In desperation, collapsed on the floor by the fireplace, I prayed a little pray, "God help me.  Jesus save me!"  And I kept repeating it.  Louder and louder.  And after that day, everything changed in my life.  That was the irrefutable evidence that I had so sought after.   Was it the answer I preferred?  Definitely not.  It was more like a worst case scenario as far as the answer went.  Oh no, please no, anything but the Bible, anything but that Christian stuff.  Because I despised that Christian stuff.  I really did.  I hated it.  I wanted it to go away and stop telling me what to do.  It seemed so stupid.  Yet now.. here I am, a follower of Jesus Christ.  In my own unique way.  I go to a church.  But not a dumb church full of hypocrites.  I go to a church full of sick people who are trying to get well through the power of Christ. I go to a church with people who really want to get out there and do something real for Jesus.  Not just some token effort, but a full force mission of Christ.

I'm sorry to leave you there friends.  I really am.  But it's the truth.  I discovered that Jesus Christ is the way, the truth, and the life.  Just like he said.  Before that I was a Liberal, New Ager, Agnostic, civil rights, free sexual, pot head, hippie, cigarette smoking tripper free spirit.  And now I'm a follower of Jesus Christ, outspoken, organic-eating, Libertarian indie rocker, occupier, anti-Gmo, truth teller, activist, free spirit, set free by God himself.  I still held onto a lot of my beliefs and ideas, yet my life was also fundamentally transformed by the indwelling presence of God himself.  God-sized hole = filled.  Not bad, not bad.  I still listen to Sonic Youth and the Helio Sequence and complain about things being too mainstream and decry corporate and government corruption, yet with even more power and effect, given the indwelling Spirit.  It's great actually.  And I don't have to be addicted to drugs or alcohol anymore either.  I don't have to smoke cigarettes anymore.  I don't have to chase girls endlessly, hurting people and constantly ending in feelings of guilt.  I still drink coffee and laugh loud with my friends.  Yet it's transformed.  It's better than it ever would've been.  I've got real friends today, brothers.  All thanks to Jesus.
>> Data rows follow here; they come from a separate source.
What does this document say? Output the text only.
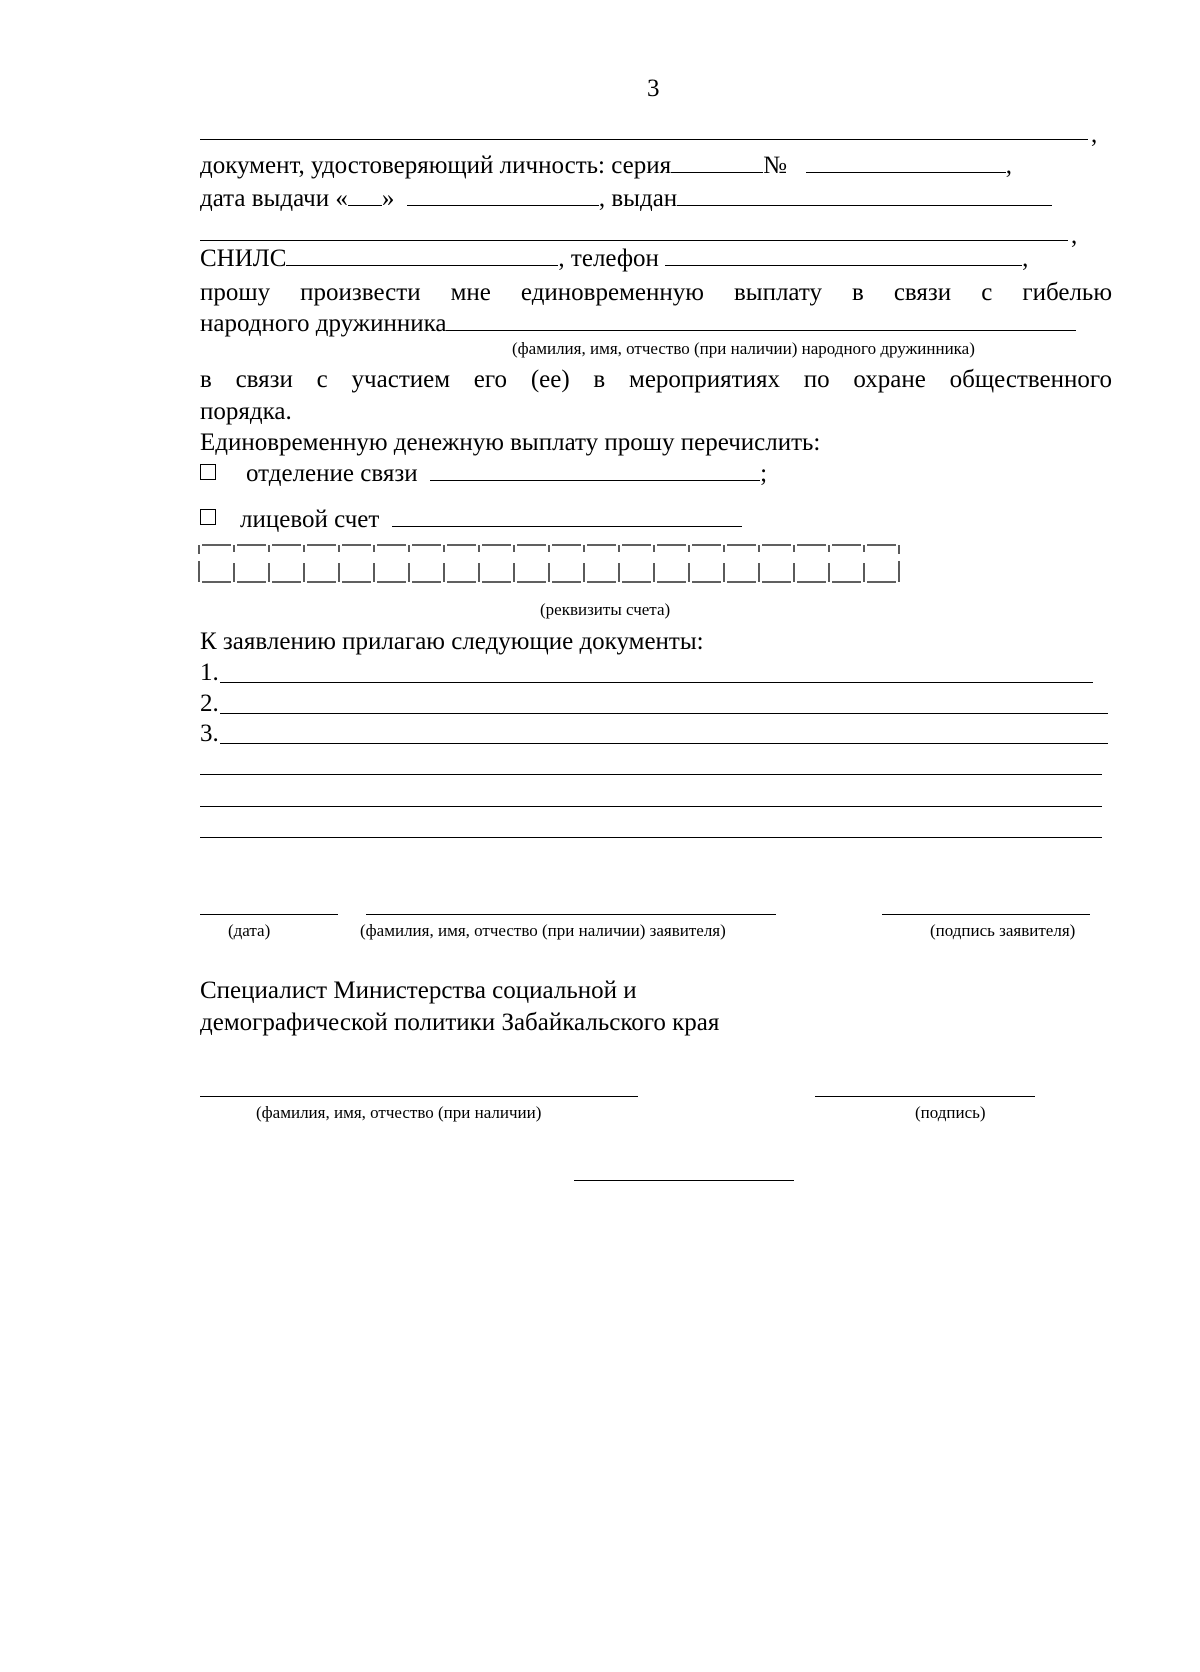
3
,
документ, удостоверяющий личность: серия	№	,
дата выдачи « »	, выдан
,
СНИЛС	, телефон	,
прошу произвести мне единовременную выплату в связи с гибелью
народного дружинника
(фамилия, имя, отчество (при наличии) народного дружинника)
в связи с участием его (ее) в мероприятиях по охране общественного
порядка.
Единовременную денежную выплату прошу перечислить:
отделение связи	;
лицевой счет
(реквизиты счета)
К заявлению прилагаю следующие документы:
1.
2.
3.
(дата)	(фамилия, имя, отчество (при наличии) заявителя)	(подпись заявителя)
Специалист Министерства социальной и
демографической политики Забайкальского края
(фамилия, имя, отчество (при наличии)	(подпись)
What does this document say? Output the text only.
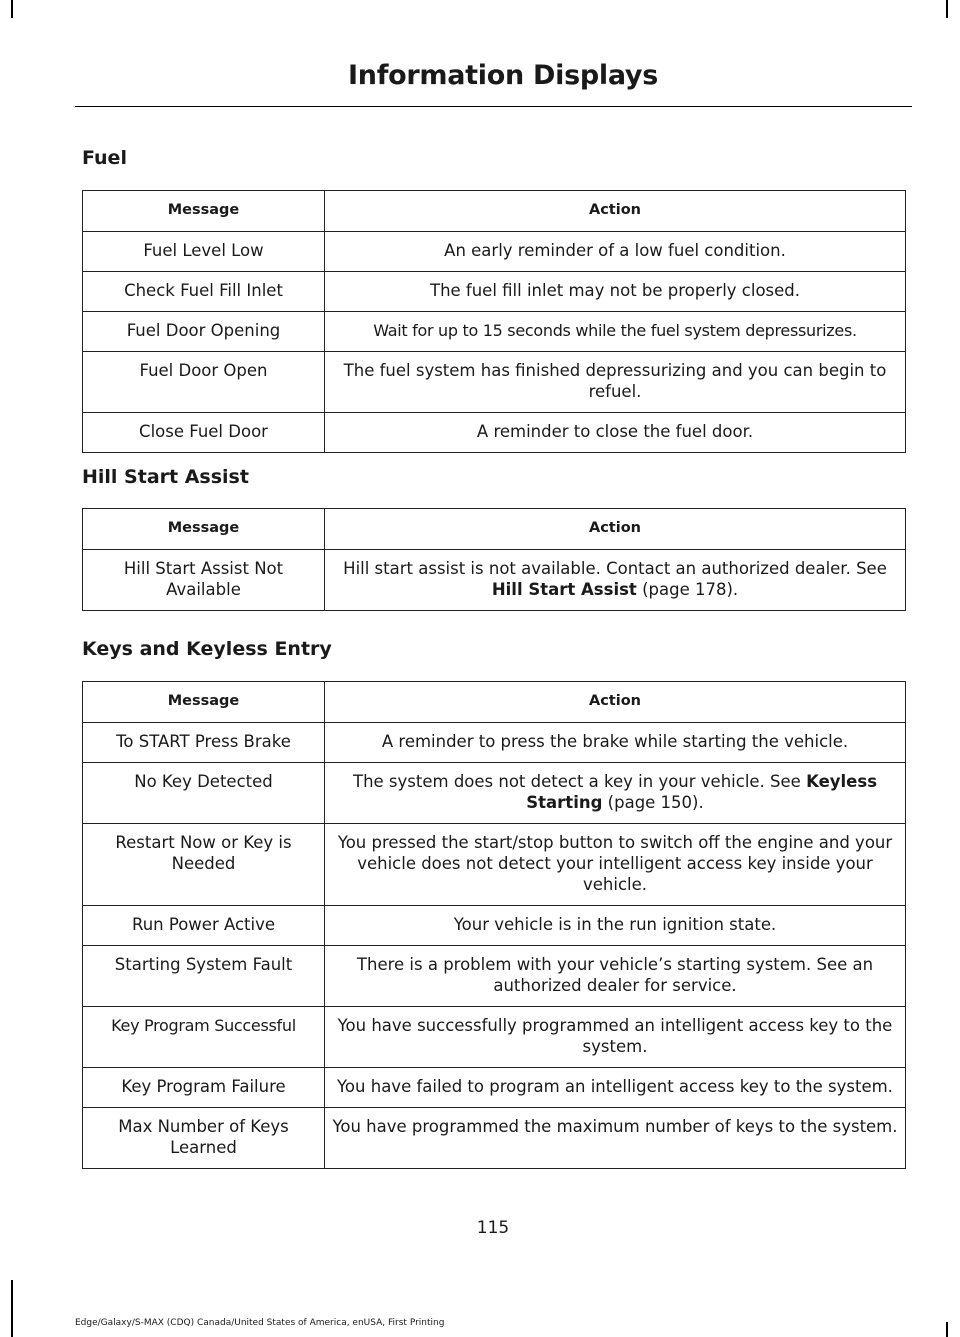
Information Displays
Fuel
Message	Action
Fuel Level Low	An early reminder of a low fuel condition.
Check Fuel Fill Inlet	The fuel fill inlet may not be properly closed.
Fuel Door Opening	Wait for up to 15 seconds while the fuel system depressurizes.
Fuel Door Open	The fuel system has finished depressurizing and you can begin to refuel.
Close Fuel Door	A reminder to close the fuel door.
Hill Start Assist
Message	Action
Hill Start Assist Not Available	Hill start assist is not available. Contact an authorized dealer. See Hill Start Assist (page 178).
Keys and Keyless Entry
Message	Action
To START Press Brake	A reminder to press the brake while starting the vehicle.
No Key Detected	The system does not detect a key in your vehicle. See Keyless Starting (page 150).
Restart Now or Key is Needed	You pressed the start/stop button to switch off the engine and your vehicle does not detect your intelligent access key inside your vehicle.
Run Power Active	Your vehicle is in the run ignition state.
Starting System Fault	There is a problem with your vehicle’s starting system. See an authorized dealer for service.
Key Program Successful	You have successfully programmed an intelligent access key to the system.
Key Program Failure	You have failed to program an intelligent access key to the system.
Max Number of Keys Learned	You have programmed the maximum number of keys to the system.
115
Edge/Galaxy/S-MAX (CDQ) Canada/United States of America, enUSA, First Printing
I'm asking you today to consider that possibility.  Because let's just be real, it's mainstream to be a sex addicted, gamer, liberal, pothead, druggy, drinker hippie these days.  Everyone is doing that.  For me, it's indie to be a Christian, not like the weird church people, but a radical follower of Jesus, a total sold out on Jesus kind of guy, going anywhere and doing anything in service to my savior.  It's awesome.  And it's real.  It's the real truth of life.
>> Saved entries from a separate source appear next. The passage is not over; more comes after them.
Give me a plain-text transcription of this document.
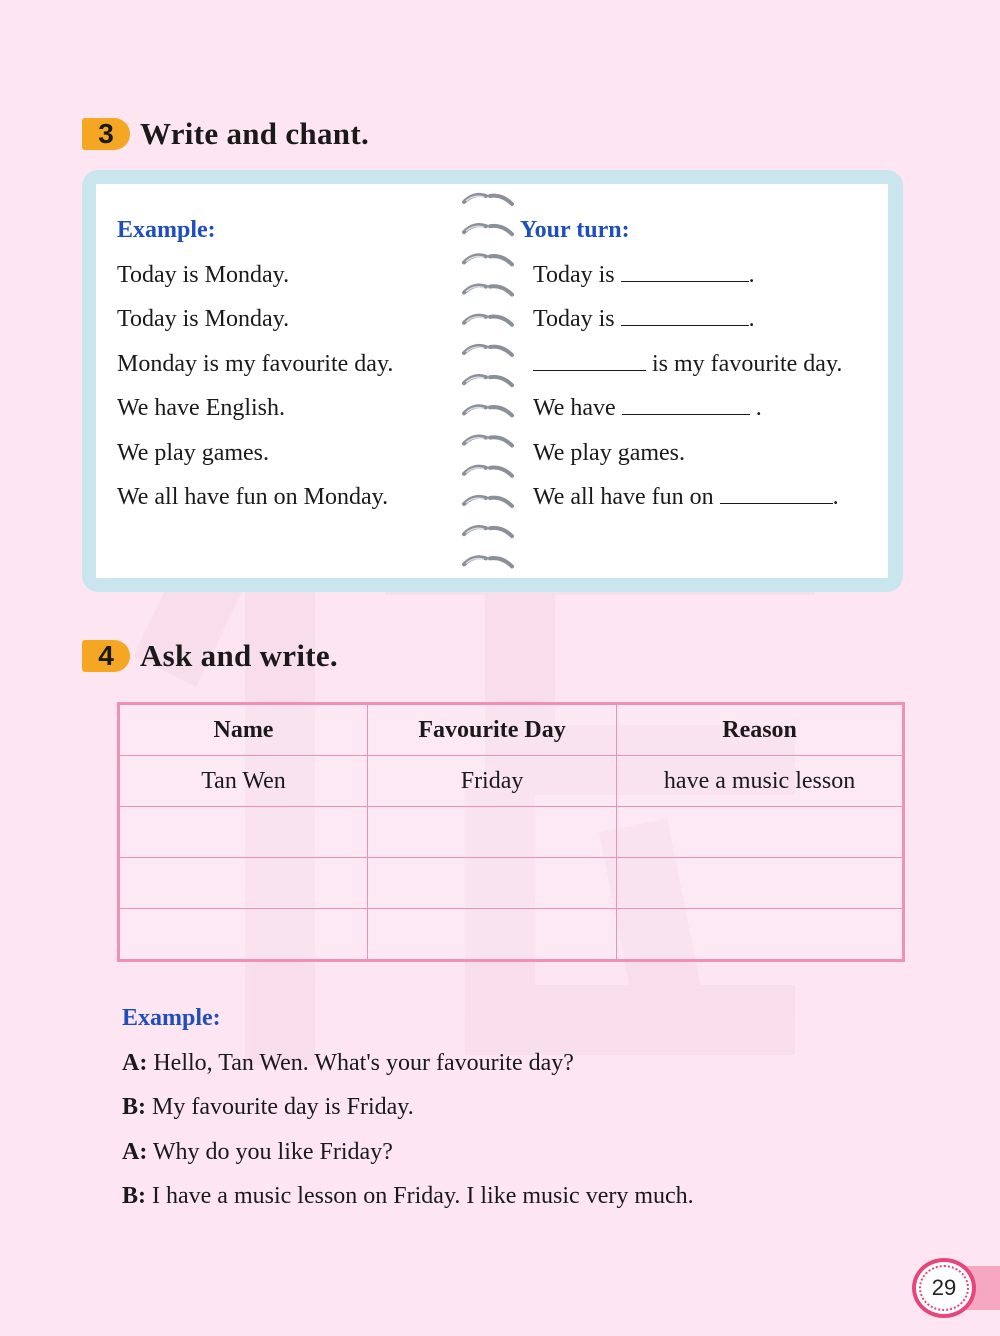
3 Write and chant.
Example:
Today is Monday.
Today is Monday.
Monday is my favourite day.
We have English.
We play games.
We all have fun on Monday.
Your turn:
Today is	.
Today is	.
is my favourite day.
We have	.
We play games.
We all have fun on	.
4 Ask and write.
Name	Favourite Day	Reason
Tan Wen	Friday	have a music lesson

Example:
A: Hello, Tan Wen. What's your favourite day?
B: My favourite day is Friday.
A: Why do you like Friday?
B: I have a music lesson on Friday. I like music very much.
29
What is the meaning of life? 

Answer: The meaning of life is to wake up on the Earth, and smell the roses, and see the fields and the snow drifts, the mountains the oceans, and the night skies, and to be touched deep down, by an awe in the power and complexity of life.  The meaning of life is to live and make mistakes, until we realize that the problem of evil in the world, the troubles of the planet are not outside us, but within us.  The meaning of life is to inquire, to seek out, and to read and study and learn and by doing, discover that a life as complex and harmonious as this requires a first cause architect.  And in coupling those realities together, we see the need outside and the need within us for a savior who is not like us, a perfect savior: Jesus Christ, a God who does not just tell us how to live morally, but a God who comes down and walks the walk, shows us how to live, and then dies for us, to offer us reconciliation to himself.  The meaning of life is to realize our need for God, and to be reconciled to God through Jesus Christ our own Savior.  And to tell others.  And to live that for the rest of our days in joy, awe, and trembling love.